ADDRESSING CLASS IMBALANCE IN MULTI-CLASS IMAGE CLASSIFICATION BY MEANS OF AUXILIARY FEATURE SPACE RESTRICTIONS

M. Dorozynski and F. Rottensteiner

Keywords: deep learning, convolutional neural networks, image classification, class imbalances, auxiliary clustering loss, silk heritage

Abstract. Learning from imbalanced class distributions generally leads to a classifier that is not able to distinguish classes with few training examples from the other classes. In the context of cultural heritage, addressing this problem becomes important when existing digital online collections consisting of images depicting artifacts and assigned semantic annotations shall be completed automatically; images with known annotations can be used to train a classifier that predicts missing information, where training data is often highly imbalanced.
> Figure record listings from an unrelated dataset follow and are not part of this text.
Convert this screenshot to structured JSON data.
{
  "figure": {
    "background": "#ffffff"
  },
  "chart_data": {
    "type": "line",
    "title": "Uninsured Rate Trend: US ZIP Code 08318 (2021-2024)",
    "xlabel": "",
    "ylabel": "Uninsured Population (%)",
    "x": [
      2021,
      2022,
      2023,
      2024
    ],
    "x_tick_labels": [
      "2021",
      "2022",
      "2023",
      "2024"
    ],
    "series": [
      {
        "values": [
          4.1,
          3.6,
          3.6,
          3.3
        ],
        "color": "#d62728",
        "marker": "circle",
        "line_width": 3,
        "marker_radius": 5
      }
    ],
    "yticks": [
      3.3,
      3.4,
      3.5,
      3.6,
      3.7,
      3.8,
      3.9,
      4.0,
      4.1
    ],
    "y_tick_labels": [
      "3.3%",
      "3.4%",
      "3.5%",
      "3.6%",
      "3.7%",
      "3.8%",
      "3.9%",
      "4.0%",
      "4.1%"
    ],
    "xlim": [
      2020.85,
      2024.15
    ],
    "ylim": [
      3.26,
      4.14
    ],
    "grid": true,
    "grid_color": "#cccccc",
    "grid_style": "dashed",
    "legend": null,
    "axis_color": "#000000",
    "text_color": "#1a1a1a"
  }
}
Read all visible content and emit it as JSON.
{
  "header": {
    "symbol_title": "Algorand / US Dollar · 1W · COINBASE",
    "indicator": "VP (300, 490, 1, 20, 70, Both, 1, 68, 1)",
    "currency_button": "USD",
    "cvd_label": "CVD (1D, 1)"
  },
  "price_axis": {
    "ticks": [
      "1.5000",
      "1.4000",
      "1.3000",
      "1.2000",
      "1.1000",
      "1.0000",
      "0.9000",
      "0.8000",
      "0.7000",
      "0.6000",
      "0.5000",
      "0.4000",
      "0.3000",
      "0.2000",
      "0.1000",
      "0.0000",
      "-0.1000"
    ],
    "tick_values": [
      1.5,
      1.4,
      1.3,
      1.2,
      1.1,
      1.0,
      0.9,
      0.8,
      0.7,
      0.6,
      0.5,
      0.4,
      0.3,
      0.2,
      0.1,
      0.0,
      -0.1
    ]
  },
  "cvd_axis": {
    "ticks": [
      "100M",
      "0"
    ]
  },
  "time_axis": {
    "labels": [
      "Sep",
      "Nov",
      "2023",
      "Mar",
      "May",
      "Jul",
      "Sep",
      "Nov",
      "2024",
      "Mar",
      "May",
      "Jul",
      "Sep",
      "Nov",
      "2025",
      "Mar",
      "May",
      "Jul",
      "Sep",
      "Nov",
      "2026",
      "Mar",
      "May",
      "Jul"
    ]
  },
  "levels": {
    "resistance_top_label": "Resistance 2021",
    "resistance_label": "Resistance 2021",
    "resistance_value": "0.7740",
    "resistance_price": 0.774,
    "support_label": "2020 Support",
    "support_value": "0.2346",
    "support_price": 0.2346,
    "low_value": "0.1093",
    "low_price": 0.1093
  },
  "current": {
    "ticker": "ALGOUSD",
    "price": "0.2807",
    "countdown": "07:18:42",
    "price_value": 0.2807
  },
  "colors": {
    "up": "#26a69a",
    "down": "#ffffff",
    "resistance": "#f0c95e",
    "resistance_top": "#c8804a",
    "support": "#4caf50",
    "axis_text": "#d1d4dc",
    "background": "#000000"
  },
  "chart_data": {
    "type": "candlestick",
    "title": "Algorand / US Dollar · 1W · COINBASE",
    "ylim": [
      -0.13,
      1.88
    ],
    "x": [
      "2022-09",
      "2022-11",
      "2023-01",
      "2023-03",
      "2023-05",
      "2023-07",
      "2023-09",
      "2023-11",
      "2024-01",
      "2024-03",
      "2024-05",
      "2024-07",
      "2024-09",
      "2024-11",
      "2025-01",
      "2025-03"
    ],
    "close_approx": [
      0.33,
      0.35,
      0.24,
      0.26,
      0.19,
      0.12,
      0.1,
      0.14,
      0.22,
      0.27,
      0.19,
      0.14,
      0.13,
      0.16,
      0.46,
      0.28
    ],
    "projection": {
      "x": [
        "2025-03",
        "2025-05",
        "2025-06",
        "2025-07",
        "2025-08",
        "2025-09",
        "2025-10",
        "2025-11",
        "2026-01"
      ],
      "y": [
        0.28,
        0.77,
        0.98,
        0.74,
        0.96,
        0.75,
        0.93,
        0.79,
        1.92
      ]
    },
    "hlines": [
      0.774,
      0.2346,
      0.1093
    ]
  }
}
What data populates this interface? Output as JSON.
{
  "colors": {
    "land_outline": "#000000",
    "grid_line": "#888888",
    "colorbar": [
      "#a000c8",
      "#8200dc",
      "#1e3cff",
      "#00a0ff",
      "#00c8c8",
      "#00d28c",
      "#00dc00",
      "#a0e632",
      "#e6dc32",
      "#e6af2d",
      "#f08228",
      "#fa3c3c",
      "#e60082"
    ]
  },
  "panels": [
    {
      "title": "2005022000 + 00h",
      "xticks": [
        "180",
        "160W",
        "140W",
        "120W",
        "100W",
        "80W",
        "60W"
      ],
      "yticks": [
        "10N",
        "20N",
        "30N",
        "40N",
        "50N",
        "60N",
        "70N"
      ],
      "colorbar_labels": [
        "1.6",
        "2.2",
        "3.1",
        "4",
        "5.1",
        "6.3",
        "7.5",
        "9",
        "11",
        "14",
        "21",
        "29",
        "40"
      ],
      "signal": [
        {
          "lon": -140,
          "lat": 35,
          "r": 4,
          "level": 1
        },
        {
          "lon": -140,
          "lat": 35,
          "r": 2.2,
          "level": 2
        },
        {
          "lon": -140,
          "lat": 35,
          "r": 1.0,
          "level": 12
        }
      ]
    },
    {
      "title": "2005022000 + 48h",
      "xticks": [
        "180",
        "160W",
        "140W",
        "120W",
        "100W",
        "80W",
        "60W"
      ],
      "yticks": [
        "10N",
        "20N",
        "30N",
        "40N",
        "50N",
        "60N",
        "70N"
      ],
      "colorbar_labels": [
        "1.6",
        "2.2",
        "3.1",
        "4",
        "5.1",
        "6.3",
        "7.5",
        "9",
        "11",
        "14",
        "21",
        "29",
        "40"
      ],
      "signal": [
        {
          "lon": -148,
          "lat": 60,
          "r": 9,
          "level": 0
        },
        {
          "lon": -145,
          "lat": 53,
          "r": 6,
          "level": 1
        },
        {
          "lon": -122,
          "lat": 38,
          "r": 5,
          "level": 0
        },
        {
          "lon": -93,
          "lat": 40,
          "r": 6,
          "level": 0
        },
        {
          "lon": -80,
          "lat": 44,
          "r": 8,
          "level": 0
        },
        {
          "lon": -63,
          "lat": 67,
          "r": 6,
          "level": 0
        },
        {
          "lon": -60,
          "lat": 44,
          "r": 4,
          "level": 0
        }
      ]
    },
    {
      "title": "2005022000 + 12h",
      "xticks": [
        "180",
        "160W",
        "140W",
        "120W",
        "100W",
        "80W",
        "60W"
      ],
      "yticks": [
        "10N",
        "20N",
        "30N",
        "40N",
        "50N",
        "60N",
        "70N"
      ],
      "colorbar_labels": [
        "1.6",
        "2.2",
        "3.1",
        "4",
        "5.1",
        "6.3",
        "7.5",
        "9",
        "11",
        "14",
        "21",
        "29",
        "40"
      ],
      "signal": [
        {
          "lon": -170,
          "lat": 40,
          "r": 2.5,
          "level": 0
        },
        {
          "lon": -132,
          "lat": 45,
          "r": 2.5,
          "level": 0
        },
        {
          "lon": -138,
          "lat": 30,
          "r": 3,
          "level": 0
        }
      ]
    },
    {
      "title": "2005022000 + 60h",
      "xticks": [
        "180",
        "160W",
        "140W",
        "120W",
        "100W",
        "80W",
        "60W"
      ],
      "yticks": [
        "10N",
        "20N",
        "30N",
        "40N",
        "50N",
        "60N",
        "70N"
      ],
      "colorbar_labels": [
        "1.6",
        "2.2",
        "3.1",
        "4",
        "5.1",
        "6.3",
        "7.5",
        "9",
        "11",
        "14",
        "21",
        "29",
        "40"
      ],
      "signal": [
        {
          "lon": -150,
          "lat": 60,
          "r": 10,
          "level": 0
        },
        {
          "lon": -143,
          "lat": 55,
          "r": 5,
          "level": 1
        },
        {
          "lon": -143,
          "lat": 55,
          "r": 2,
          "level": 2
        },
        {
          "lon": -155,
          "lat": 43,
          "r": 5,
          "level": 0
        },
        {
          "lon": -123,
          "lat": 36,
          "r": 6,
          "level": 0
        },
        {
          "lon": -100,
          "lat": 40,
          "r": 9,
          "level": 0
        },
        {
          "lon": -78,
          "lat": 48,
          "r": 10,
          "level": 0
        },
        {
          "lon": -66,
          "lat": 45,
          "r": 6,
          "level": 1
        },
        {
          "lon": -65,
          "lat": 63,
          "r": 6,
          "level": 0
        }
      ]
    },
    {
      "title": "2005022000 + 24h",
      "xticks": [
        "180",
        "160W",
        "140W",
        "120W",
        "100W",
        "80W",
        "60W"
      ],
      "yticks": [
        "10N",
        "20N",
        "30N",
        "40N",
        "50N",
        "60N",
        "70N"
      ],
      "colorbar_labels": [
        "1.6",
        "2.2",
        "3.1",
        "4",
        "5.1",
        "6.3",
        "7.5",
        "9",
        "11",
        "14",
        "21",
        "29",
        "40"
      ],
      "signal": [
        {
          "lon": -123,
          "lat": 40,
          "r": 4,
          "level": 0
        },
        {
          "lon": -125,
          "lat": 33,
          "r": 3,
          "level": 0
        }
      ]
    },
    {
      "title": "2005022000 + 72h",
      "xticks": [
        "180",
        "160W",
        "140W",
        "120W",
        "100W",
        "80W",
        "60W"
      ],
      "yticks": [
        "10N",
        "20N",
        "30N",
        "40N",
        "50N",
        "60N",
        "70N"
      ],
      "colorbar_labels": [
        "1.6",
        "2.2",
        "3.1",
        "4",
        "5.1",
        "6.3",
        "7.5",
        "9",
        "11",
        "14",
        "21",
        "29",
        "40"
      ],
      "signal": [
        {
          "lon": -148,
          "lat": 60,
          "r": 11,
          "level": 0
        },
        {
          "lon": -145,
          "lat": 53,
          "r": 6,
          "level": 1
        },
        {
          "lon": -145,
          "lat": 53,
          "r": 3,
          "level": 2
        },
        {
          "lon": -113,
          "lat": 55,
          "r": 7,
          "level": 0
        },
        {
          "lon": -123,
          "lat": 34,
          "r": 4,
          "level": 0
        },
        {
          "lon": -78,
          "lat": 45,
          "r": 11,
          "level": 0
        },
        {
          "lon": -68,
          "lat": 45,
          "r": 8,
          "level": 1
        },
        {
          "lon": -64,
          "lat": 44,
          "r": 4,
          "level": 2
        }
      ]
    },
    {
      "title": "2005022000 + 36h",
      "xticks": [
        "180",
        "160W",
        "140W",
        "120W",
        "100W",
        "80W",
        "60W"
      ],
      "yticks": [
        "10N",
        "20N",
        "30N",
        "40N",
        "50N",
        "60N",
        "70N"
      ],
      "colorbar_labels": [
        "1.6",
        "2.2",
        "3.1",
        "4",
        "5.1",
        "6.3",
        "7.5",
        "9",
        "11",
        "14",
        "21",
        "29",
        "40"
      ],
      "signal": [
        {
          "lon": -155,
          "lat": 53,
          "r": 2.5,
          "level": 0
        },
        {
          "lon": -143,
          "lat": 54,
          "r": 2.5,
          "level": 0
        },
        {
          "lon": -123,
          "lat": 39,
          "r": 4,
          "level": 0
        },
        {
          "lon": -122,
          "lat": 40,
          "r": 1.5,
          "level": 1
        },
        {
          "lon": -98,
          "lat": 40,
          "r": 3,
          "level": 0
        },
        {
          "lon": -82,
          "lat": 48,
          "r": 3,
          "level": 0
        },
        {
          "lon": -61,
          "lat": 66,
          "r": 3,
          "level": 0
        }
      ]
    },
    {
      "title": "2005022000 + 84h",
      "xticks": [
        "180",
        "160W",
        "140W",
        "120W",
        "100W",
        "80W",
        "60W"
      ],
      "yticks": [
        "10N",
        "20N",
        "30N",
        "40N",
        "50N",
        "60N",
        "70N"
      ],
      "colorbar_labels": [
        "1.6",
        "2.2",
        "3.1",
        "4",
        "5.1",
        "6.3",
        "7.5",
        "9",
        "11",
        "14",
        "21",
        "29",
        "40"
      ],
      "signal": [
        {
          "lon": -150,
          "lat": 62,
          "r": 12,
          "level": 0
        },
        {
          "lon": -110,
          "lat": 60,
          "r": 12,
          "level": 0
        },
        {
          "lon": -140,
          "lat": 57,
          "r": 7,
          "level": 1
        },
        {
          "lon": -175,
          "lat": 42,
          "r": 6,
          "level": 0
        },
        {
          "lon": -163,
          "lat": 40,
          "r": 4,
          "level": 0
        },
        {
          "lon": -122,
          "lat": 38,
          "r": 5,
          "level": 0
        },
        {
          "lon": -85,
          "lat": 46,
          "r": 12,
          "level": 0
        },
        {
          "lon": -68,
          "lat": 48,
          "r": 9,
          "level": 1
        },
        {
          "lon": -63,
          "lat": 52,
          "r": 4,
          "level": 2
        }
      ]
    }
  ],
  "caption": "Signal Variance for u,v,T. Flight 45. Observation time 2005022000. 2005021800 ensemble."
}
In the present paper, combining a classification loss with an auxiliary clustering loss is proposed to improve the classification performance particularly for underrepresented classes, where additionally different sampling strategies are applied. The proposed auxiliary loss aims to cluster feature vectors with respect to the semantic annotations as well as to visual properties of the images to be classified and thus, is supposed to help the classifier in distinguishing individual classes. We conduct an ablation study on a dataset consisting of images depicting silk fabrics coming along with annotations for different silk-related classification tasks. Experimental results show improvements of up to 10.5% in average F1-score and up to 20.8% in the F1-score averaged over the underrepresented classes in some classification tasks.